Eclesiological Communitarism of Miroslav Volf


  • Valentin Siniy Таврийский христианский институт



doctrine of the Trinity, ecclesiology, church, Miroslav Volf, independent evangelical churches, theological communitarianism


Abstract: The article analyzes the features of the doctrine of the church of the outstandingProtestant theologian of the early XXI century Miroslav Volf. Volf's understanding of the church as a reality that preceded the emergence of the individual as a Christian means a radical break with liberal Protestant ideas of the church community as created by the voluntary decision of individuals. But Volf does not share the collectivist idea of ​​the church as an organism in which the individual is completely subjugated to the whole. It is established that Volf creates a communitarian model of the church, in which the church community is understood as the unity of diversity. Unity itself has the character of interpersonal relations. Individuals with different charisms in the community interact with each other like the fellowship of the Three in God. Communitarianism in Volf's ecclesiology as a "middle way" between liberal individualism and total collectivism has all the hallmarks of postliberal theological theory. It is proved that Volf's communitarianism became a creative development of Christian personalism of the XX century with its emphasis on the existential freedom of the individual and the importance of interpersonal relations.
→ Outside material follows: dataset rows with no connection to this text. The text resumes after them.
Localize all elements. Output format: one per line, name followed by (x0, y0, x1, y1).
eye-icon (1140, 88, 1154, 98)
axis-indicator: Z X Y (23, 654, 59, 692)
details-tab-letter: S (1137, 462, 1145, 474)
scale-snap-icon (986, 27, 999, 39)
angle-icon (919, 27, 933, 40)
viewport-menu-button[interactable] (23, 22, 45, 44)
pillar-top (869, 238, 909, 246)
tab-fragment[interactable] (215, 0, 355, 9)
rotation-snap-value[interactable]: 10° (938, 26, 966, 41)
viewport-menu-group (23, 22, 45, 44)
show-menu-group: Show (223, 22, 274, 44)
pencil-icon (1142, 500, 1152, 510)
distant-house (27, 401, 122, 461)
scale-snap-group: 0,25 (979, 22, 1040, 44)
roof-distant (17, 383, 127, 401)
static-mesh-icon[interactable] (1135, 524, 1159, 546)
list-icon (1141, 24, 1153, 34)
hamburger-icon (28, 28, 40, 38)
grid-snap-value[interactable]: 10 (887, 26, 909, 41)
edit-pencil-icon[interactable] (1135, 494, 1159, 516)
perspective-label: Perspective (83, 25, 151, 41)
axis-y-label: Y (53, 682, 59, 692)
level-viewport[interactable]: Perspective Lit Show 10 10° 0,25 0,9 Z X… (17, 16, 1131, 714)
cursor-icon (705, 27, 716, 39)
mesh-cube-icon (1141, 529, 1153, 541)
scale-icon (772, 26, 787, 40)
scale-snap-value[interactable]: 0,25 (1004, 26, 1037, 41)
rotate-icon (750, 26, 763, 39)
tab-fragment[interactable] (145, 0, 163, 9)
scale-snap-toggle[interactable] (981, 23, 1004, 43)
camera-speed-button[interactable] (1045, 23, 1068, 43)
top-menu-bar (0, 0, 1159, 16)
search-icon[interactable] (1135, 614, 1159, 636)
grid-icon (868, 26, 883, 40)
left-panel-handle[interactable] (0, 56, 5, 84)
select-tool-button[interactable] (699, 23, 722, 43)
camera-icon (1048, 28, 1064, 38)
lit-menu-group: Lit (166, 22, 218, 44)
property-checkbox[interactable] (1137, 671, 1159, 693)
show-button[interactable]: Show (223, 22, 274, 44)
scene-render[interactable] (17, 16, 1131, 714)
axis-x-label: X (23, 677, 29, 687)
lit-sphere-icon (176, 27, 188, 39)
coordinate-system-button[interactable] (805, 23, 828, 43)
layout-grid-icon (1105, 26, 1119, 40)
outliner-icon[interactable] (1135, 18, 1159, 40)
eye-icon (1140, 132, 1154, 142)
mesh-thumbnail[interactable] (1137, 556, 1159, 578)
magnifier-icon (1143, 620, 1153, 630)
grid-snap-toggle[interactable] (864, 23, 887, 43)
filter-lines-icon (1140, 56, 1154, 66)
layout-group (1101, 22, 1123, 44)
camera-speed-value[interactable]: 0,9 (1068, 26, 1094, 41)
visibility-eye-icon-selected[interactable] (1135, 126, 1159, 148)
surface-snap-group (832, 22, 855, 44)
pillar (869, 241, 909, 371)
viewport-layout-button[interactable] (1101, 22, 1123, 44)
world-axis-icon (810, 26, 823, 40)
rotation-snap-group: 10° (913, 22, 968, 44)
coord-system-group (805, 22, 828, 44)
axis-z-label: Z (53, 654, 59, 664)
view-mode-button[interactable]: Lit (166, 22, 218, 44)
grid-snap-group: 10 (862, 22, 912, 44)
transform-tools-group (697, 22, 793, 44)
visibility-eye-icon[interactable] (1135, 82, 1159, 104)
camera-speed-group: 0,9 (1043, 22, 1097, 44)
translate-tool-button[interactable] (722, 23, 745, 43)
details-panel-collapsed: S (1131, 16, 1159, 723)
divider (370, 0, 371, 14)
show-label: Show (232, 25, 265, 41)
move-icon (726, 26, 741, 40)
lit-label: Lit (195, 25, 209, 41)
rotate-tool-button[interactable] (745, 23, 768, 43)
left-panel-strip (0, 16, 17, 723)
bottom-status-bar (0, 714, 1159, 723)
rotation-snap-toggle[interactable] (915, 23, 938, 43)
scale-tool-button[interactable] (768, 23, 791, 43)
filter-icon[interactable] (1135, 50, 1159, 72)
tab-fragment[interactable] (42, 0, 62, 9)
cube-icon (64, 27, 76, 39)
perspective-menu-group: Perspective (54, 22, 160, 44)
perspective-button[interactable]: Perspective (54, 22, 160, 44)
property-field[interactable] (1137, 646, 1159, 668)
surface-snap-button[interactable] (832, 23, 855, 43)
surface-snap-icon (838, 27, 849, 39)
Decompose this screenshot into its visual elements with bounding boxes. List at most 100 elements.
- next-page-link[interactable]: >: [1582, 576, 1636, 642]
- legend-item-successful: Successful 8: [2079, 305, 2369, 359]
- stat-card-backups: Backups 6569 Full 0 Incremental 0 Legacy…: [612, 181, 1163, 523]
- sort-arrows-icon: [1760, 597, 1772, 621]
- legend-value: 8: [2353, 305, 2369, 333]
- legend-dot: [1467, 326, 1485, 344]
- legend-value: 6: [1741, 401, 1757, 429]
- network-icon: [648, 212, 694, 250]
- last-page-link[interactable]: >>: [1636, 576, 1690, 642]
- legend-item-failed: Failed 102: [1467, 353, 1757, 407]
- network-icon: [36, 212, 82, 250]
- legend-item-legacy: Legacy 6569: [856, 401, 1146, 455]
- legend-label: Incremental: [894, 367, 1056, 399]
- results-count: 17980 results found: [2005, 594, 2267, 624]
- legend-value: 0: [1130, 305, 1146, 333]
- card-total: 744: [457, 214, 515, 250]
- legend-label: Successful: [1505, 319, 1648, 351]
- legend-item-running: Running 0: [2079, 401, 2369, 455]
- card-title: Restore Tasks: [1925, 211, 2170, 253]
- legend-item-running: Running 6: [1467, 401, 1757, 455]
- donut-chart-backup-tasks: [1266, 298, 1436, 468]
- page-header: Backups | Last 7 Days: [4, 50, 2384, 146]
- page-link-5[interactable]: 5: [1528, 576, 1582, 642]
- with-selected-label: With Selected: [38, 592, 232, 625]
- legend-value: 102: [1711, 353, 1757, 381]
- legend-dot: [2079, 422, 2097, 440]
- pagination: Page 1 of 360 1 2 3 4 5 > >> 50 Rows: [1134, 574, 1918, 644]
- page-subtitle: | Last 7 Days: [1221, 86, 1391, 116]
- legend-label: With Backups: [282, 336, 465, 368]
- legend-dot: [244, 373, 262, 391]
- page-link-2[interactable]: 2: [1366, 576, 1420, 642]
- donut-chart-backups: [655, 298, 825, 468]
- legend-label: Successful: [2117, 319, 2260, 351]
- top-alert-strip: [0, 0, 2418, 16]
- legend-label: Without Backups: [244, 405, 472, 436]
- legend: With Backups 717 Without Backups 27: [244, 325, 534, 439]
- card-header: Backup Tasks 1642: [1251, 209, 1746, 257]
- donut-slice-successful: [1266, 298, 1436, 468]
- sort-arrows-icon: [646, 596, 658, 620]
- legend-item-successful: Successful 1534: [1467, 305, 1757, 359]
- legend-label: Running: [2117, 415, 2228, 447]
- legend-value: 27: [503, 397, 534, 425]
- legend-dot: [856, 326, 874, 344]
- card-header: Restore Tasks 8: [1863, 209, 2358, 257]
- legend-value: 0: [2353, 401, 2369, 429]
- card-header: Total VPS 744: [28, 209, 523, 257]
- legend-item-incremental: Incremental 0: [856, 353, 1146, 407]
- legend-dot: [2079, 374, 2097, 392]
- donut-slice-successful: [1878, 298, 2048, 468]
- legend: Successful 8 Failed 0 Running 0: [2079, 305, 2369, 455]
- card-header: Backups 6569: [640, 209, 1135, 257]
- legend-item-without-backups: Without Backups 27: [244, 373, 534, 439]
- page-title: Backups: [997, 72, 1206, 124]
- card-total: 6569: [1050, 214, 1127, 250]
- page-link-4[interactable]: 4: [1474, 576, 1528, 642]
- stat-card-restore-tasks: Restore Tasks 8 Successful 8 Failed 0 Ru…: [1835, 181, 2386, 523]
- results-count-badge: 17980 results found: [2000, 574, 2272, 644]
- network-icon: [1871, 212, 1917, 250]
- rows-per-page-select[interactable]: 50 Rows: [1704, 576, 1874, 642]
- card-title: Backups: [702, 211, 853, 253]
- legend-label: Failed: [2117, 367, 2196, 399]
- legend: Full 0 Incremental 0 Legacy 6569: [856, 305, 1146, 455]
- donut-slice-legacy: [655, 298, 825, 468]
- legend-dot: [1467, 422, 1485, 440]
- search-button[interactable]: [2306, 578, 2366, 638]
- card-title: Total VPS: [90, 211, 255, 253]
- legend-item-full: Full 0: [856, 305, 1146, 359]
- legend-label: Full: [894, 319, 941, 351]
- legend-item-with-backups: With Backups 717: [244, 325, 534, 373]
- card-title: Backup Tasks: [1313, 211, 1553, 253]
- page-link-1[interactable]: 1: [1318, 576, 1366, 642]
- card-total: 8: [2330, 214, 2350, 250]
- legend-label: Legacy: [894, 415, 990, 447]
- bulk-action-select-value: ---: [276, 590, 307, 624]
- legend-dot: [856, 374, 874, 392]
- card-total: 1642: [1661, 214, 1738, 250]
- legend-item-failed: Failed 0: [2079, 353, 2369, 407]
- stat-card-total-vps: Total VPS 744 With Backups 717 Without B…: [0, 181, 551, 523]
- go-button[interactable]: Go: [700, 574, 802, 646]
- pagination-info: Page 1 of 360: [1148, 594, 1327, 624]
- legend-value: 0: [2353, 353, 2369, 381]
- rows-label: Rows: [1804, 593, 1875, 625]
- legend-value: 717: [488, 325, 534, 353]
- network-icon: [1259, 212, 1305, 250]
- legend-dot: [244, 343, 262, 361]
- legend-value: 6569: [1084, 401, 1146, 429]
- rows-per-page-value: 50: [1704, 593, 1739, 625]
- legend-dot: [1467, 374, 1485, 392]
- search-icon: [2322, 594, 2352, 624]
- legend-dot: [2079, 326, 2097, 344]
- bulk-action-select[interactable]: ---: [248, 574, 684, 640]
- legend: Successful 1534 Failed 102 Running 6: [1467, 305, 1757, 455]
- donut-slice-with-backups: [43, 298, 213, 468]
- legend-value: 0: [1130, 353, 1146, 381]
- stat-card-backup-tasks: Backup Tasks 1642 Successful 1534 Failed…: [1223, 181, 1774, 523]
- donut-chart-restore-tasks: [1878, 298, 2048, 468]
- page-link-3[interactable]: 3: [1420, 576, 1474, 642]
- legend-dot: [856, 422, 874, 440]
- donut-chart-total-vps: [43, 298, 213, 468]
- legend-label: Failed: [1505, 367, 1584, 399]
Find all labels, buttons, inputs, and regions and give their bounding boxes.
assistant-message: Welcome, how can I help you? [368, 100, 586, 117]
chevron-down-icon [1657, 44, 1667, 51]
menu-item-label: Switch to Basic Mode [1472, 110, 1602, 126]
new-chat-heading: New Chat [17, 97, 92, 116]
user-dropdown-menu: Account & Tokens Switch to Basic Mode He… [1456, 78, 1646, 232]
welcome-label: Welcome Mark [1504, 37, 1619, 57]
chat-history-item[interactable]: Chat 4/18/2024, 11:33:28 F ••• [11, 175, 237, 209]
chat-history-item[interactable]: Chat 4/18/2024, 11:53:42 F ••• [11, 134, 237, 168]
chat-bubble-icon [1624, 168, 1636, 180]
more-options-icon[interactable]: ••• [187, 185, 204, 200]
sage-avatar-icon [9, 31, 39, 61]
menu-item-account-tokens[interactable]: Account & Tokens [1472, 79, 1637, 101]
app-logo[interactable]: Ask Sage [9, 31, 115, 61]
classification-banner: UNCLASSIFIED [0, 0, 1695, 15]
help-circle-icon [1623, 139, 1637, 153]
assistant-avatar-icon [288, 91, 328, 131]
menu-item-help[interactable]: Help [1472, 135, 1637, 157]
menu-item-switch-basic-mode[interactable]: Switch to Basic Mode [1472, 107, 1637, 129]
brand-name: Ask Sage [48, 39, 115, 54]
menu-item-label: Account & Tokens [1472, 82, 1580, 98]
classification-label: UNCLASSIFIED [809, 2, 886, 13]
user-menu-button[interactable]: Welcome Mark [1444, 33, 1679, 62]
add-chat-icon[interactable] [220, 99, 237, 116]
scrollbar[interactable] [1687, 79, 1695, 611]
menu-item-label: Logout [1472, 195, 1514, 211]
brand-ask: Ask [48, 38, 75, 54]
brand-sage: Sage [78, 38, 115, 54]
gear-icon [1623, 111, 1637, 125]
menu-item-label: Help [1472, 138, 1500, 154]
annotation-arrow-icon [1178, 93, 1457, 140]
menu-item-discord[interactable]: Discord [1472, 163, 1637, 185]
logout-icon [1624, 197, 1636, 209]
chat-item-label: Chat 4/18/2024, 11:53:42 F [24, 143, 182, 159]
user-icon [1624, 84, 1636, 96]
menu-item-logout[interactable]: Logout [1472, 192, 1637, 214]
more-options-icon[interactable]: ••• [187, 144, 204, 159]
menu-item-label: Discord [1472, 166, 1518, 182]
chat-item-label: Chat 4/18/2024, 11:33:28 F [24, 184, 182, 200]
Volf succeeded in building ecclesiological communitarianism not so much because of his many specific speculations about the organization of church communities, but because of his vision of personalism. Namely, as we noted above, Volf combines the idea of ​​personality as dependent on its relations with other personalities (here he develops Ratzinger's theory) with the vision of personality as an apophatic secret that is higher than all its properties and charisma (here he creatively interprets the theory Zizioulas). Accordingly, a personality that exists in absolute openness to the influences of other personalities on the one hand, and is absolutely unique on the other, makes possible the existence of a communitarian church community. Volf emphasizes that the catholicity (completeness and completeness) of the individual Christian personality is as necessary as the catholicity of the whole church community. The characterization of the individual as a conciliar presupposes not only the traditional ideal of the integrity of all faculties and the charisma of the individual in his intention to communicate with God, but also the vision of the legitimacy of the inner diversity of the individual. The possible complexity of the identity of the individual is almost infinite, and the willingness to accept it in the community - the main feature of Volf's communitarianism. Similarly, every ecclesial community must be ready to accept as Christian all other ecclesial communities, whatever the peculiarities of their identity. It is clear that such an understanding of catholicity is possible only in Protestantism. As Volf rightly points out, Catholicism presupposes that the ecclesial community must be the local embodiment of the common ecclesial identity of the whole structure, and Orthodoxy emphasizes that a separate community is necessarily identical in identity to the common identity of the church through the Eucharist. Volf's communitarianism allows us to describe church communities and their associations as network structures in which all individuals are active actors whose abilities and charisms are important for the constitution of communities.